- Battle of Palm Sunday: Part of Clan Cameron-Clan Mackintosh feud
| Date | 1429 |
| Location | Scottish Highlands |
| Result | Unknown |

Belligerents
- Clan Cameron: Chattan Confederation

= Battle of Palm Sunday =

1429 Scottish clan battle

The Battle of Palm Sunday also known as the Massacre of Palm Sunday was a Scottish clan battle that took place in 1429 in the Scottish Highlands between the Clan Cameron and the confederation of Clan Chattan.

==Historical accounts==

The battle is mentioned in several accounts such as Walter Bower (c. 1385–1449) in his work Scotichronicon, John Major (1467–1550) in his History of Greater Britain and George Buchanan (1506–1582) in his History of Scotland, Rerum Scoticarum Historia.

==Background==

The (Mackintosh of) Kinrara MS (manuscript, c.1680) states that just before the battle the Camerons had taken a spreagh of cattle from Strathdearn.

==Battle==

According to Major, the Clan Cameron and Clan Chattan both having deserted Alexander of Islay, Earl of Ross attached themselves like honest men to the king, but on the Palm Sunday following the Clan Chattan put to death every mother's son of the Clan Cameron.
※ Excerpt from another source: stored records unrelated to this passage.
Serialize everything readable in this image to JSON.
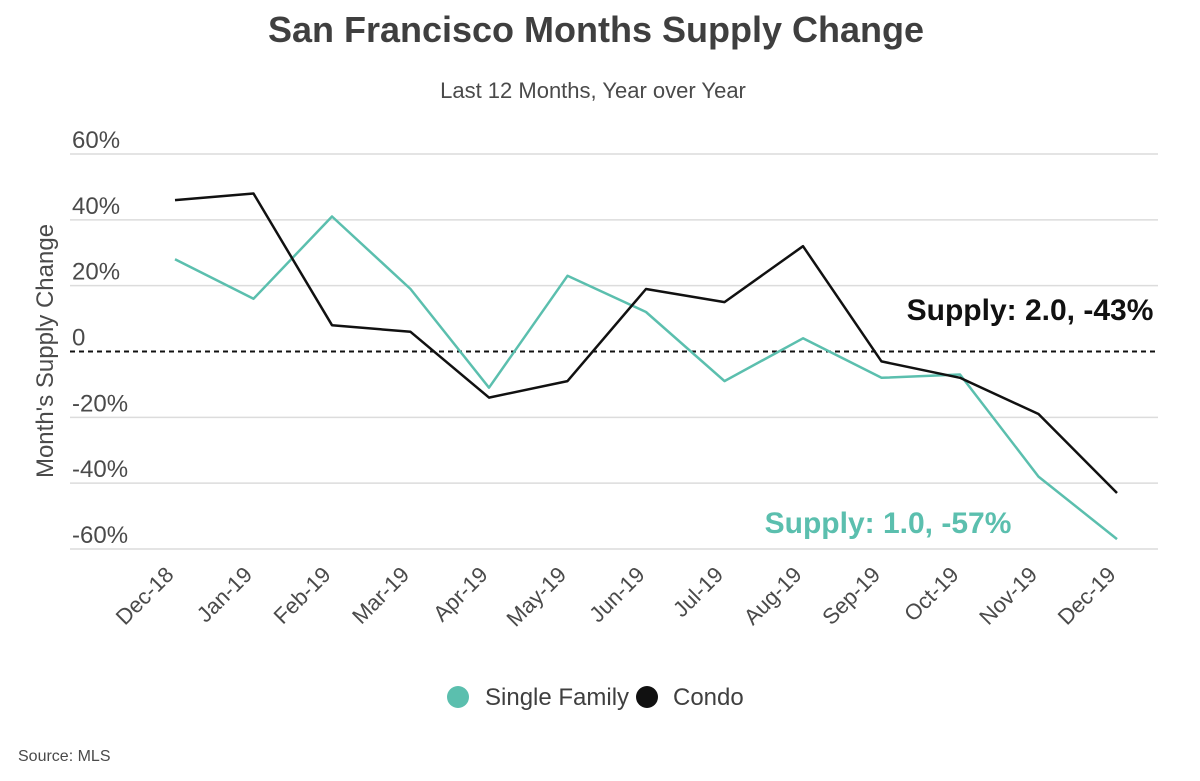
{
  "chart_data": {
    "type": "line",
    "title": "San Francisco Months Supply Change",
    "subtitle": "Last 12 Months, Year over Year",
    "ylabel": "Month's Supply Change",
    "xlabel": "",
    "categories": [
      "Dec-18",
      "Jan-19",
      "Feb-19",
      "Mar-19",
      "Apr-19",
      "May-19",
      "Jun-19",
      "Jul-19",
      "Aug-19",
      "Sep-19",
      "Oct-19",
      "Nov-19",
      "Dec-19"
    ],
    "ylim": [
      -60,
      60
    ],
    "yticks": [
      60,
      40,
      20,
      0,
      -20,
      -40,
      -60
    ],
    "ytick_labels": [
      "60%",
      "40%",
      "20%",
      "0",
      "-20%",
      "-40%",
      "-60%"
    ],
    "grid": true,
    "series": [
      {
        "name": "Single Family",
        "color": "#5bbfae",
        "values": [
          28,
          16,
          41,
          19,
          -11,
          23,
          12,
          -9,
          4,
          -8,
          -7,
          -38,
          -57
        ]
      },
      {
        "name": "Condo",
        "color": "#111111",
        "values": [
          46,
          48,
          8,
          6,
          -14,
          -9,
          19,
          15,
          32,
          -3,
          -8,
          -19,
          -43
        ]
      }
    ],
    "annotations": [
      {
        "text": "Supply: 2.0, -43%",
        "series": "Condo",
        "color": "#111111"
      },
      {
        "text": "Supply: 1.0, -57%",
        "series": "Single Family",
        "color": "#5bbfae"
      }
    ],
    "legend": {
      "position": "bottom",
      "items": [
        "Single Family",
        "Condo"
      ]
    },
    "source": "Source:  MLS"
  }
}
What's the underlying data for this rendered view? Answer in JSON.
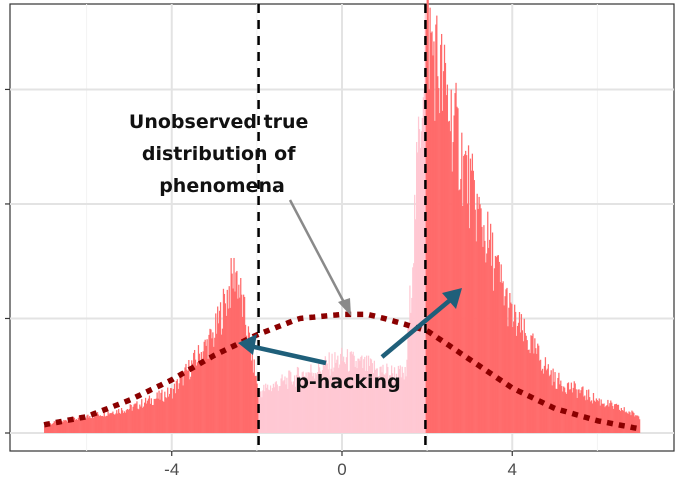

Buchanan stated that many of the Mackintoshes and almost all of the Camerons were slain. The Clan Cameron account states that the Clan Mackintosh who were leaders of the Chattan Confederation attacked the Camerons when they were worshiping in a church and that during the engagement most of the Mackintoshes and almost the whole tribe of Camerons were cut to pieces.